Os acadêmicos argumentaram que “as preocupações legítimas sobre a carne convencional são continuamente ignoradas no nível político”. “Ao falar sobre carne cultivada, não devemos perder de vista o quão insustentável é o nosso consumo atual e a necessidade de buscar alternativas”, publicou o jornal.

A reportagem admite que há muitas exigências em torno da carne cultivada e ainda há poucos dados a respeito de seu desenvolvimento. No entanto, as críticas não deveriam encobrir os benefícios que a carne de laboratório pode trazer ao meio ambiente. “Embora as críticas sejam sólidas, é lamentável que às vezes sejam baseadas em dados parciais, desatualizados ou apresentados de forma desonesta”, defenderam os pesquisadores na matéria. E acrescentaram: “há um sólido consenso na comunidade científica sobre a necessidade de reduzir a produção de carne convencional”.

Produção em laboratório, sem abate

A carne cultivada, carne de laboratório ou carne artificial é a carne produzida em laboratório por meio de técnicas de bioengenharia – sem abate, segundo definição do site eCycle,. Dessa forma, ela é produzida a partir de células animais, com a retirada indolor de uma amostra de tecido muscular. Em seguida, a amostra é transformada em massas de células e isso é feito tanto com vacas quanto com galinhas, coelhos, patos, camarões e até peixes.

carne sem abate

A defesa da carne cultivada não está apenas no respeito à vida animal, conforme reivindicam instituições como a Mercy for Animals. “As alternativas à pecuária são importantes aliadas ao meio ambiente e a um mundo sustentável, hoje e no futuro”, pontua a entidade. 

Demanda de carne aumentará em dois terços

A Organização das Nações Unidas para a Alimentação e Agricultura (FAO) estima que a demanda por carne deve aumentar em mais de dois terços nos próximos 40 anos. A pecuária tem evoluído na sustentabilidade do seu processo produtivo e será importante para suprir essa demanda, mas não dará conta do recado sozinha, motivo pelo qual a carne cultivada tem, e terá cada vez mais, o seu espaço no mercado.

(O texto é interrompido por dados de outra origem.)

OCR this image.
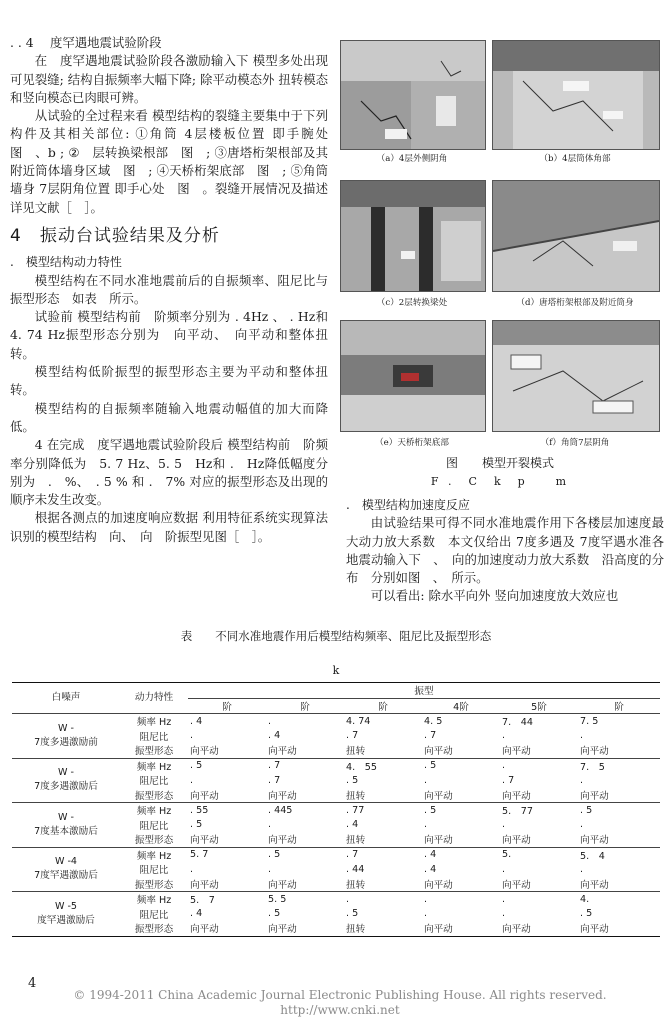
. . 4　 度罕遇地震试验阶段

在　度罕遇地震试验阶段各激励输入下 模型多处出现可见裂缝; 结构自振频率大幅下降; 除平动模态外 扭转模态和竖向模态已肉眼可辨。

从试验的全过程来看 模型结构的裂缝主要集中于下列构件及其相关部位: ①角筒 4层楼板位置 即手腕处　图　、b ; ②　层转换梁根部　图　; ③唐塔桁架根部及其附近筒体墙身区域　图　; ④天桥桁架底部　图　; ⑤角筒墙身 7层阴角位置 即手心处　图　。裂缝开展情况及描述详见文献［　］。

4　振动台试验结果及分析

.　模型结构动力特性

模型结构在不同水准地震前后的自振频率、阻尼比与振型形态　如表　所示。

试验前 模型结构前　阶频率分别为 . 4Hz 、 . Hz和　4. 74 Hz振型形态分别为　向平动、　向平动和整体扭转。

模型结构低阶振型的振型形态主要为平动和整体扭转。

模型结构的自振频率随输入地震动幅值的加大而降低。

4 在完成　度罕遇地震试验阶段后 模型结构前　阶频率分别降低为　5. 7 Hz、5. 5　Hz和 .　Hz降低幅度分别为　.　%、　. 5 % 和 .　7% 对应的振型形态及出现的顺序未发生改变。

根据各测点的加速度响应数据 利用特征系统实现算法识别的模型结构　向、　向　阶振型见图［　］。

（a）4层外侧阴角	（b）4层筒体角部
（c）2层转换梁处	（d）唐塔桁架根部及附近筒身
（e）天桥桁架底部	（f）角筒7层阴角
图　　模型开裂模式
F .　C　k　p　　m

.　模型结构加速度反应

由试验结果可得不同水准地震作用下各楼层加速度最大动力放大系数　本文仅给出 7度多遇及 7度罕遇水准各地震动输入下　、　向的加速度动力放大系数　沿高度的分布　分别如图　、　所示。

可以看出: 除水平向外 竖向加速度放大效应也

表　　不同水准地震作用后模型结构频率、阻尼比及振型形态
k
白噪声	动力特性	振型					
		阶	阶	阶	4阶	5阶	阶

W -
7度多遇激励前	频率 Hz	. 4	.	4. 74	4. 5	7.　44	7. 5
	阻尼比	.	. 4	. 7	. 7	.	.
	振型形态	向平动	向平动	扭转	向平动	向平动	向平动

W -
7度多遇激励后	频率 Hz	. 5	. 7	4.　55	. 5	.	7.　5
	阻尼比	.	. 7	. 5	.	. 7	.
	振型形态	向平动	向平动	扭转	向平动	向平动	向平动

W -
7度基本激励后	频率 Hz	. 55	. 445	. 77	. 5	5.　77	. 5
	阻尼比	. 5	.	. 4	.	.	.
	振型形态	向平动	向平动	扭转	向平动	向平动	向平动

W -4
7度罕遇激励后	频率 Hz	5. 7	. 5	. 7	. 4	5.	5.　4
	阻尼比	.	.	. 44	. 4	.	.
	振型形态	向平动	向平动	扭转	向平动	向平动	向平动

W -5
度罕遇激励后	频率 Hz	5.　7	5. 5	.	.	.	4.
	阻尼比	. 4	. 5	. 5	.	.	. 5
	振型形态	向平动	向平动	扭转	向平动	向平动	向平动
4
© 1994-2011 China Academic Journal Electronic Publishing House. All rights reserved.　 http://www.cnki.net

Brasil deve ter carne cultivada em 2024

O desenvolvimento da carne cultivada é recente. Em 2013, Mark Post, professor da Universidade de Maastricht, na Holanda, apresentou o primeiro “hambúrguer de laboratório”, produzido a partir da reprodução de células-tronco bovinas. Deste então, as iniciativas aumentaram e, em 2018, a Food And Drug Administration, dos EUA, estabeleceu um marco regulatório e abriu caminho para a comercialização desses produtos.

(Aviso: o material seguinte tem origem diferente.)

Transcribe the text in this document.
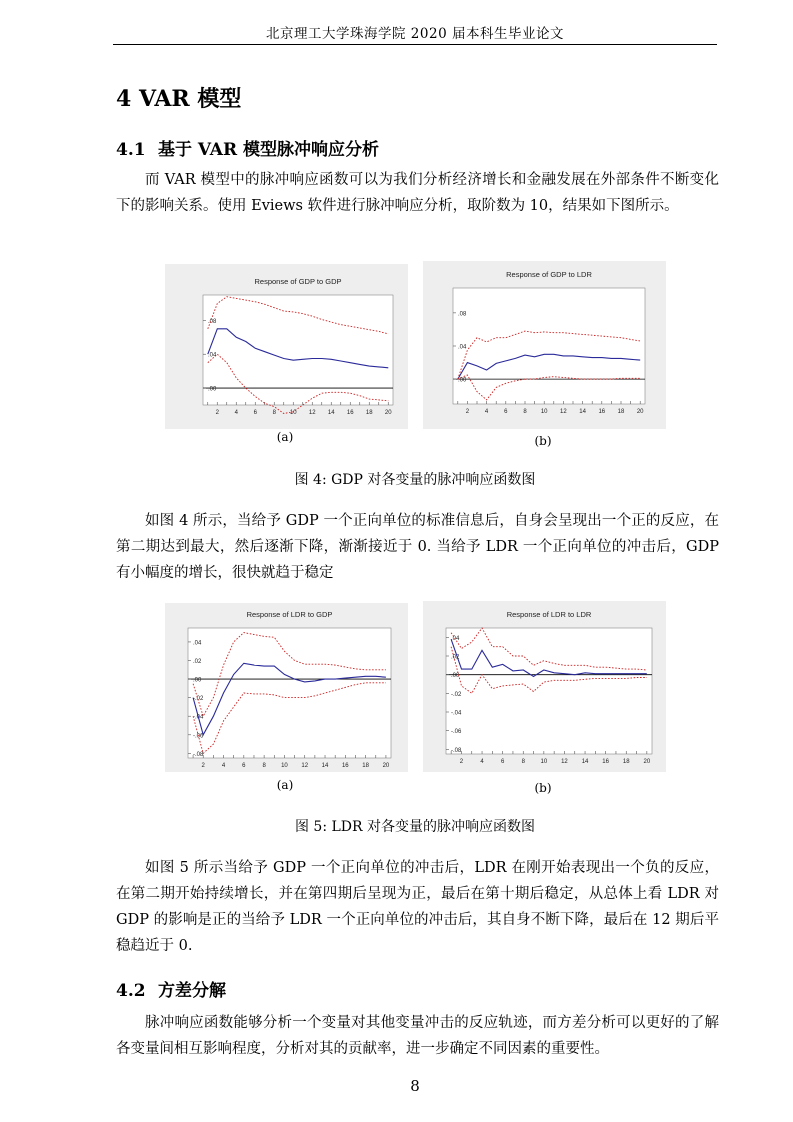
北京理工大学珠海学院 2020 届本科生毕业论文
4 VAR 模型
4.1 基于 VAR 模型脉冲响应分析

而 VAR 模型中的脉冲响应函数可以为我们分析经济增长和金融发展在外部条件不断变化下的影响关系。使用 Eviews 软件进行脉冲响应分析，取阶数为 10，结果如下图所示。

Response of GDP to GDP
.00
.04
.08
2	4	6	8 10 12 14 16 18 20
Response of GDP to LDR
.00
.04
.08
2	4	6	8 10 12 14 16 18 20
(a)	(b)
图 4: GDP 对各变量的脉冲响应函数图

如图 4 所示，当给予 GDP 一个正向单位的标准信息后，自身会呈现出一个正的反应，在第二期达到最大，然后逐渐下降，渐渐接近于 0. 当给予 LDR 一个正向单位的冲击后，GDP 有小幅度的增长，很快就趋于稳定

Response of LDR to GDP
.04
.02
.00
-.02
-.04
-.06
-.08
2	4	6	8	10 12 14 16 18 20
Response of LDR to LDR
.04
.02
.00
-.02
-.04
-.06
-.08
2	4	6	8	10 12 14 16 18 20
(a)	(b)
图 5: LDR 对各变量的脉冲响应函数图

如图 5 所示当给予 GDP 一个正向单位的冲击后，LDR 在刚开始表现出一个负的反应，在第二期开始持续增长，并在第四期后呈现为正，最后在第十期后稳定，从总体上看 LDR 对 GDP 的影响是正的当给予 LDR 一个正向单位的冲击后，其自身不断下降，最后在 12 期后平稳趋近于 0.

4.2 方差分解

脉冲响应函数能够分析一个变量对其他变量冲击的反应轨迹，而方差分析可以更好的了解各变量间相互影响程度，分析对其的贡献率，进一步确定不同因素的重要性。

8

O Brasil, segundo reportagem da Folha de S.Paulo, deve começar a produzir e comercializar carne cultivada em 2024. A informação foi dada por Raquel Casseli, diretora de engajamento corporativo do The Good Food Institute (GFI), organização sem fins lucrativos que financia projetos e pesquisas e envolve empreendedores que buscam a regulamentação desse mercado no país.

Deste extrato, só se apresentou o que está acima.